Ha means leaf (leaves). Kure is from the verb kakureru to hide, hence the title Hagakure. It is also known as the Hagakure Kikigaki Koho meaning the writings that were heard referring to the fact that it is a written account of the orations of Yamamoto. The kanji for Hagakure of course has many meanings. This is the literary beauty of Japanese. Other meanings are intoku hidden virtue, kakushi boko, kakushi toku hidden service, also hidden love. We hear of Hagakure Mushi (non self) and muga (selflessness).The original manuscript has long since disappeared. Four differing transcripts exist today. There are thirteen hundred aphorisms in eleven volumes that were retranscribed.

Some of these have already been translated and printed in the form of books and articles. I have worked on the transcripts of Kurihara Koya who published the Hagakure Shinzui (The Essence of Hagakure) in 1935 and Kochu Hagakure (Interpretation of the Hagakure) in 1940. There are many parts that have not been translated into English before.

During the second world war Hagakure was carried by the Kamikaze pilots.

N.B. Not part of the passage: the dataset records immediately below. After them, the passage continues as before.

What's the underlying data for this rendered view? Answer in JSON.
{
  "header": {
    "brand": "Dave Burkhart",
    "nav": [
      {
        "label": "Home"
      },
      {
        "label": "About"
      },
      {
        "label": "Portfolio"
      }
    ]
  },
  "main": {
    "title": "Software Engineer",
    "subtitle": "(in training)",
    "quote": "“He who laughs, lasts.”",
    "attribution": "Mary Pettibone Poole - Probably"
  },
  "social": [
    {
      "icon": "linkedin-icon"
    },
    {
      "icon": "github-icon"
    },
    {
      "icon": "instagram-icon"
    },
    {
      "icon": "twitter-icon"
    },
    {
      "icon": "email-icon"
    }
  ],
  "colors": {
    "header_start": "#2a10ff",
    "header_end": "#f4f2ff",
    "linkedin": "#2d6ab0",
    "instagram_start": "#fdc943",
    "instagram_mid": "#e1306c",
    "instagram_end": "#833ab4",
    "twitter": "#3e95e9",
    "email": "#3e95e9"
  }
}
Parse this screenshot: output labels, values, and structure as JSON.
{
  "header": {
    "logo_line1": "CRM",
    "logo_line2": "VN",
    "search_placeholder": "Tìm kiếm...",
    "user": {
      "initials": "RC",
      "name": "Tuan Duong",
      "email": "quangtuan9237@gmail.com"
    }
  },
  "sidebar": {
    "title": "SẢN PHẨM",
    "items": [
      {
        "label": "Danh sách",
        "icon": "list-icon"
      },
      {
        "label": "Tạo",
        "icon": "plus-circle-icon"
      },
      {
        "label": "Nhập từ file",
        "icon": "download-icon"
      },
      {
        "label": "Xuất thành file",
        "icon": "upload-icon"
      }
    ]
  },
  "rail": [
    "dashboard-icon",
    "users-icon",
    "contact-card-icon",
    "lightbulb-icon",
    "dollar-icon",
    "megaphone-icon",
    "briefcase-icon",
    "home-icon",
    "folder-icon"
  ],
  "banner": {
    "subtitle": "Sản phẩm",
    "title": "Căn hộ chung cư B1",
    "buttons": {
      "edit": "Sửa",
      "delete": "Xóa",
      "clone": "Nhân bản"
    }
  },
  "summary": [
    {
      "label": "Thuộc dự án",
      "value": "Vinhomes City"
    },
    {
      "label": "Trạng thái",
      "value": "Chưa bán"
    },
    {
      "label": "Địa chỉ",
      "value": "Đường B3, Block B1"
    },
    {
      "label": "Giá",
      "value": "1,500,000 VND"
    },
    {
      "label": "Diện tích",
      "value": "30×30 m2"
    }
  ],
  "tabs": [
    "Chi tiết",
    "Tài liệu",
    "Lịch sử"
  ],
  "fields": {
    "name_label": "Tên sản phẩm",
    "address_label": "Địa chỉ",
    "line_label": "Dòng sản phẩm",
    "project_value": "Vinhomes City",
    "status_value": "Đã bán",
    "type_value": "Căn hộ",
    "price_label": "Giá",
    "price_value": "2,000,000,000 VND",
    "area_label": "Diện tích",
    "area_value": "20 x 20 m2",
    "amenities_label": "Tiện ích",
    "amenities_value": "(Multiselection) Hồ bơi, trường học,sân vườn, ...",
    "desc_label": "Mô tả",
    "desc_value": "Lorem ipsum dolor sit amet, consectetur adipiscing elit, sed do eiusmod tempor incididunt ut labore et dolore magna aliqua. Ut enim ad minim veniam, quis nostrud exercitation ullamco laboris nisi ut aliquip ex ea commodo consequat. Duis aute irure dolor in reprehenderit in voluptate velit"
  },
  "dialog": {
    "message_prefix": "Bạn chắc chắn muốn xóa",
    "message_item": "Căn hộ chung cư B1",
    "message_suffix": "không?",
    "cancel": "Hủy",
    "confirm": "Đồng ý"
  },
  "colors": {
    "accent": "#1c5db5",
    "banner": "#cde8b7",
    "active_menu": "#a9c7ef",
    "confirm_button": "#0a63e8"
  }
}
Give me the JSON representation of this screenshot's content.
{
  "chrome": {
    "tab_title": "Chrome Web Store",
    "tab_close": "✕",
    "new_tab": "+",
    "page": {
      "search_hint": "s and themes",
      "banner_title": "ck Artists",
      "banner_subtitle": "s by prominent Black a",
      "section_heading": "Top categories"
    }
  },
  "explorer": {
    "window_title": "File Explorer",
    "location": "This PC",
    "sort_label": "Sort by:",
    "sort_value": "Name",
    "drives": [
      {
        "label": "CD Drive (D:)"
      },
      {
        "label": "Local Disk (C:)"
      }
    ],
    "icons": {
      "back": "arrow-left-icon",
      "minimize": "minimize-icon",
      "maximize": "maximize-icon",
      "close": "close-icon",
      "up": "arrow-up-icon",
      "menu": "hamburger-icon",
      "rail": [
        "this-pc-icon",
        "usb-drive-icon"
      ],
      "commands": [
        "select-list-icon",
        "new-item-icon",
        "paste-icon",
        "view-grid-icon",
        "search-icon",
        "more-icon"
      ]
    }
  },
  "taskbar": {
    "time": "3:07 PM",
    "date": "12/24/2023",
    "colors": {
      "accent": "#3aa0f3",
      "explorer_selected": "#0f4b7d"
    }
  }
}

Very few of these copies now exist as after the war the occupational forces ordered them to be destroyed. There are perhaps three reasons why they related to this book. Firstly and naturally is their identifying with the passage Shinu beki mitsuketari. The second is that a great number of these pilots were from Saga, the home of the Hagakure. The pilots were trained at an airfield at nearby Metabaru (still a self defence force base) A ceremony was held, and they flew to Kagoshima to refuel before going out over the Pacific. Thirdly is the fact that the very word Kamikaze is a local name , as it was the name first given to a typhoon which stopped the Mongol invasion against Kyushu.

The grave of Yamamoto at Ryu-Unji in Yaemachi

THE KAMIKAZE VOLUNTEERS: Were named after typhoon winds. Records tell us of extraordinary winds in 1274 and 1281 that had rescued Japan from being invade by the Mongols (13th Century) The first storms in 1274 killed over 20,000 troops The second in 1281 was near the small island of Takashima. Striking on July 30th it lasted three days and devastated the fleet that had been chained together to form a flotilla.

The Nohon Shoki (720 AD) contains a poem written by the Emperor Jimmu.

Kamikaze no, Ise no umi no, O-Ishi ya. On the great rocks of the divine wind of the Ise sea.

Dying was constantly before: In Hagakure they were eloquently told how to confront this daunting prospect. One should expect death daily so that, when the time comes, one can die in peace, calamity, when it occurs is not so dreadful as was feared. It is foolish to torment oneself beforehand with vain imaginings...

Photograph - Niel Kemp- 2005

Tranquillize the mind every morning and imagine the moment when you may be torn and mangled by arrows, guns, lances and swords, swept down with thunderbolts, shaken by earthquakes, dying of disease or killed by an unexpected accident: Die every morning in your mind, and then you will not fear death.

A Kamikaze pilot of the Seven Lives Unit composed a Haiku before he went into combat in February 1945 at the age of 22. If only we might fall like Cherry blossoms in the spring so pure and radiant.